Mais encore faut-il connaître les numéros à contacter en cas d’incident en mer.
Depuis ce transfert de compétence à La Réunion, les agents du Cross suivent des formations régulières à Mayotte pour se rendre compte de la réalité du terrain, des complexités du lagon, et mieux en connaître les acteurs. Ils ont ainsi pu se rendre compte que le numéro unique depuis un téléphone portable, le 196, et le canal 16 de la VHF (radio marine) restent méconnus de nombreux marins à Mayotte, notamment les pêcheurs.
“De ce qu’on a pu voir, tout le monde ne connaît pas”, résume l’officier qui est engagé dans une campagne d’information.
Le 196 et le Canal 16 encore trop peu connus
“Venir sur place nous permet de rencontrer les partenaires, discuter des procédures, échanger sur des retours d’expérience mais aussi se rendre compte de l’étendue du lagon, repérer les amers : on a pu bien cerner l’environnement et prendre conscience du contexte local, avec un fort volet sur la LIC, on essaye de comprendre comment on s’insère là dedans. Le gros temps fort ça a été la rencontre avec la communauté des pêcheurs. Il y a eu plusieurs volets : présenter qui nous sommes, nos missions… On a fait un focus sur la prise des éléments de l’alerte pour qu’on ait les éléments les plus précis possibles. On a présenté les 2 numéros et les bons réflexes à adopter en mer (gilet de sauvetage, téléphone charge, nourriture (…) “On a ciblé particulièrement les pêcheurs qui sont la population professionnelle la plus accidentogène, plus que le bâtiment. Il faut qu’ils prennent conscience que quand ils partent en mer, ils doivent informer au delà de leur communauté. On communique aussi auprès des plaisanciers et des plongeurs”.

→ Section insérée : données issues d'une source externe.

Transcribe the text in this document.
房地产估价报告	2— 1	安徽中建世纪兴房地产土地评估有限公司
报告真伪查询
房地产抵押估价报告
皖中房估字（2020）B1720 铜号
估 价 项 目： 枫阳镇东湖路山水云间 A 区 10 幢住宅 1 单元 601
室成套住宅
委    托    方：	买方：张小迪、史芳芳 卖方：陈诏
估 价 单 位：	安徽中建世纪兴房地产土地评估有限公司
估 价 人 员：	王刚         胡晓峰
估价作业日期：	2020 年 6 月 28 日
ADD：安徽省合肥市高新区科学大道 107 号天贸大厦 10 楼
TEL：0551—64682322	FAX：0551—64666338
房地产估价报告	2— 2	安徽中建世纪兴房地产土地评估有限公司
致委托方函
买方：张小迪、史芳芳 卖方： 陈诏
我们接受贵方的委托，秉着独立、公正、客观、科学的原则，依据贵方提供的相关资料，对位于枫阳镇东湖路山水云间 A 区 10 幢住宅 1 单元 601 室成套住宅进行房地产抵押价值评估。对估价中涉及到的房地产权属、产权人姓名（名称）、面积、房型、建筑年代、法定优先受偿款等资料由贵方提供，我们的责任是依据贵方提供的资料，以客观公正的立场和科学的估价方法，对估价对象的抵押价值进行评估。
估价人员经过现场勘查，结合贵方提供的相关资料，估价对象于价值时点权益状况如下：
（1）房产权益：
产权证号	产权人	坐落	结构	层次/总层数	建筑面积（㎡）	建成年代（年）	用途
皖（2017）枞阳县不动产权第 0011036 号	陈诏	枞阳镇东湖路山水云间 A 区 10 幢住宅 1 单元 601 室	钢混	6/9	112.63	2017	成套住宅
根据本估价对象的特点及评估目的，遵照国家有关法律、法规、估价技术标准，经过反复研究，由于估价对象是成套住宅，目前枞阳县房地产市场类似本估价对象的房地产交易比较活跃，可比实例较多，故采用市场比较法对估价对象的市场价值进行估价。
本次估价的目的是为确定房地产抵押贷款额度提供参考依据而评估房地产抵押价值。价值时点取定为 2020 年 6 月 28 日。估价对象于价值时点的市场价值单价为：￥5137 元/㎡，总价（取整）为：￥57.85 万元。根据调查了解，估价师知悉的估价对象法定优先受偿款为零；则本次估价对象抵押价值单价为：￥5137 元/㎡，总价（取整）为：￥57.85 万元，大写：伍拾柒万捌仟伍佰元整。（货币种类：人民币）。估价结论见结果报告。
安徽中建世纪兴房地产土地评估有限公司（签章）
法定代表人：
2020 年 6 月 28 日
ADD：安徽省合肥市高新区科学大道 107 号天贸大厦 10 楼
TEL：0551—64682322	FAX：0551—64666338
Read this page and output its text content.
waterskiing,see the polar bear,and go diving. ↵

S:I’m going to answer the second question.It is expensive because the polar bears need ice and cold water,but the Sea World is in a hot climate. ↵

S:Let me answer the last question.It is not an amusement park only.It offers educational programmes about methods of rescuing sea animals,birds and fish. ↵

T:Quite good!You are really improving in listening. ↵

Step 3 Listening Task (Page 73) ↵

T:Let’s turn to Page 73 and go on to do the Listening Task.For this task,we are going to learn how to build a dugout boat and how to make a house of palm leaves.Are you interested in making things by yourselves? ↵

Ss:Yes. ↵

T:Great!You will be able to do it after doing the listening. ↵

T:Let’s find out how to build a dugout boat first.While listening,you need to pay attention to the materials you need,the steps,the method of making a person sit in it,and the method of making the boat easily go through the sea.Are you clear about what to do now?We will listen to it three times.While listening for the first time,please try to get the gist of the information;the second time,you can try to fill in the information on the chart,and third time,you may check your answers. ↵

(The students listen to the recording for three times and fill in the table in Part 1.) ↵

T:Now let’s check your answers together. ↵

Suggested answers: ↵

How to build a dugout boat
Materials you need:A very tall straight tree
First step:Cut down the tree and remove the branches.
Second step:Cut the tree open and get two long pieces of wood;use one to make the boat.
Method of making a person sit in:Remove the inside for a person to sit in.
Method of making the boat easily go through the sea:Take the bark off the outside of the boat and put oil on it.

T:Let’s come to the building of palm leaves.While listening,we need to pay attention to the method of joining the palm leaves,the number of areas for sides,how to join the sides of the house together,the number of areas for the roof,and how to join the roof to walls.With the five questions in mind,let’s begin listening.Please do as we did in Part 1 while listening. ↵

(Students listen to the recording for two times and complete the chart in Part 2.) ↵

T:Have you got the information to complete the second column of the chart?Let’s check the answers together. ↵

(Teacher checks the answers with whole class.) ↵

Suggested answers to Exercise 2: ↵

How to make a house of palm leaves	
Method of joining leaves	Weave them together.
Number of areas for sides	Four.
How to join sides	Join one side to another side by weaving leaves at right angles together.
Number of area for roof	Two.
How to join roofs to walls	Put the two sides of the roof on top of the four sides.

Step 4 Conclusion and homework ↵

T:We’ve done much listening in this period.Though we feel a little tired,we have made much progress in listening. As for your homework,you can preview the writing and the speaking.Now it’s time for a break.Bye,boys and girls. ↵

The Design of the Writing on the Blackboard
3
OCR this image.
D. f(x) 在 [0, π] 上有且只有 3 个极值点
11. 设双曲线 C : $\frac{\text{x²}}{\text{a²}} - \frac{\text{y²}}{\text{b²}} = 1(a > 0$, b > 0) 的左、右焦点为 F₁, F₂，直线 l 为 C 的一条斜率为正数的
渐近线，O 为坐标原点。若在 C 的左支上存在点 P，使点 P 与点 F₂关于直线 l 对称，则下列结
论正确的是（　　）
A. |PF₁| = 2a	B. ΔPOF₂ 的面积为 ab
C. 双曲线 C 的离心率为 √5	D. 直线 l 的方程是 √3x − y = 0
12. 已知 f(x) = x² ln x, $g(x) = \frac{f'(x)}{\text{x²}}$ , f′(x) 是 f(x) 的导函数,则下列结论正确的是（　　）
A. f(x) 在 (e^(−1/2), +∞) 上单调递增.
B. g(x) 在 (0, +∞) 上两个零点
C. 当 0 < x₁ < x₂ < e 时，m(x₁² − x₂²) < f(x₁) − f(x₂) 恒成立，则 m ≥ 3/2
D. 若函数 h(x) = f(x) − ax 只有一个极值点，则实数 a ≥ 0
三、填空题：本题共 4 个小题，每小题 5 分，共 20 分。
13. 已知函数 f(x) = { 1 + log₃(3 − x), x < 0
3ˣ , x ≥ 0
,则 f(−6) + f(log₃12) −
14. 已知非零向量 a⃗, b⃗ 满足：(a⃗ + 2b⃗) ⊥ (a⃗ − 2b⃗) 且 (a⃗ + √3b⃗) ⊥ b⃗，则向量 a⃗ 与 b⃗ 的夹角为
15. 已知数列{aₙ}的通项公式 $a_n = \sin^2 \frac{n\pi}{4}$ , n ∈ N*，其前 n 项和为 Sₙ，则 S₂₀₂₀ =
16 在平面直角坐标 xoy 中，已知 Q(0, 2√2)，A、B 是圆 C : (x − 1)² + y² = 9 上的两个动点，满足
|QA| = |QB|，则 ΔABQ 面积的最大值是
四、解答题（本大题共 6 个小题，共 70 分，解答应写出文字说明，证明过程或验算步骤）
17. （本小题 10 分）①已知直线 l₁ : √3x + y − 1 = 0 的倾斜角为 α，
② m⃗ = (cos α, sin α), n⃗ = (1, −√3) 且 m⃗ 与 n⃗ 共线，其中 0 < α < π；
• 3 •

C’est par exemple un appel au 196 qui a déclenché les opérations de recherche des deux navigateurs qui ont trouvé la mort fin février au large de la pointe Mahabou. Alerté par un plaisancier, l’opérateur du Cross a contacté le commissariat et alerté les embarcations à proximité, notamment la barge et la Verdon de la gendarmerie maritime. 24h après, les espoirs de retrouver les disparus en vie s’estompaient, et les recherches étaient confiés au parquet de Mamoudzou. Là, “on bascule sur le parquet pour une phase de recherche de corps. On sort de la logique sauvetage” précise l’officier.
Une logique de sauvetage qui va au delà des seuls plaisanciers et pêcheurs. Ainsi lundi 2 mars, “on a été alertés à 11h50 que 6 personnes avaient été récupérées par des navires de plaisance dans le sud. En se basant sur les déclarations d’un des rescapés, on est partis sur le chavirement d’une embarcation de type kwassa dans la nuit de dimanche à lundi. On a déployé d’importants moyens dont l’hélicoptère Panther de la frégate Floréal qui était en mission aux Glorieuses.” Les moyens déployés ont permis de sauver 4 autres naufragés, et de découvrir un corps sans vie. Le nombre de disparus en mer a été établi à 9 personnes.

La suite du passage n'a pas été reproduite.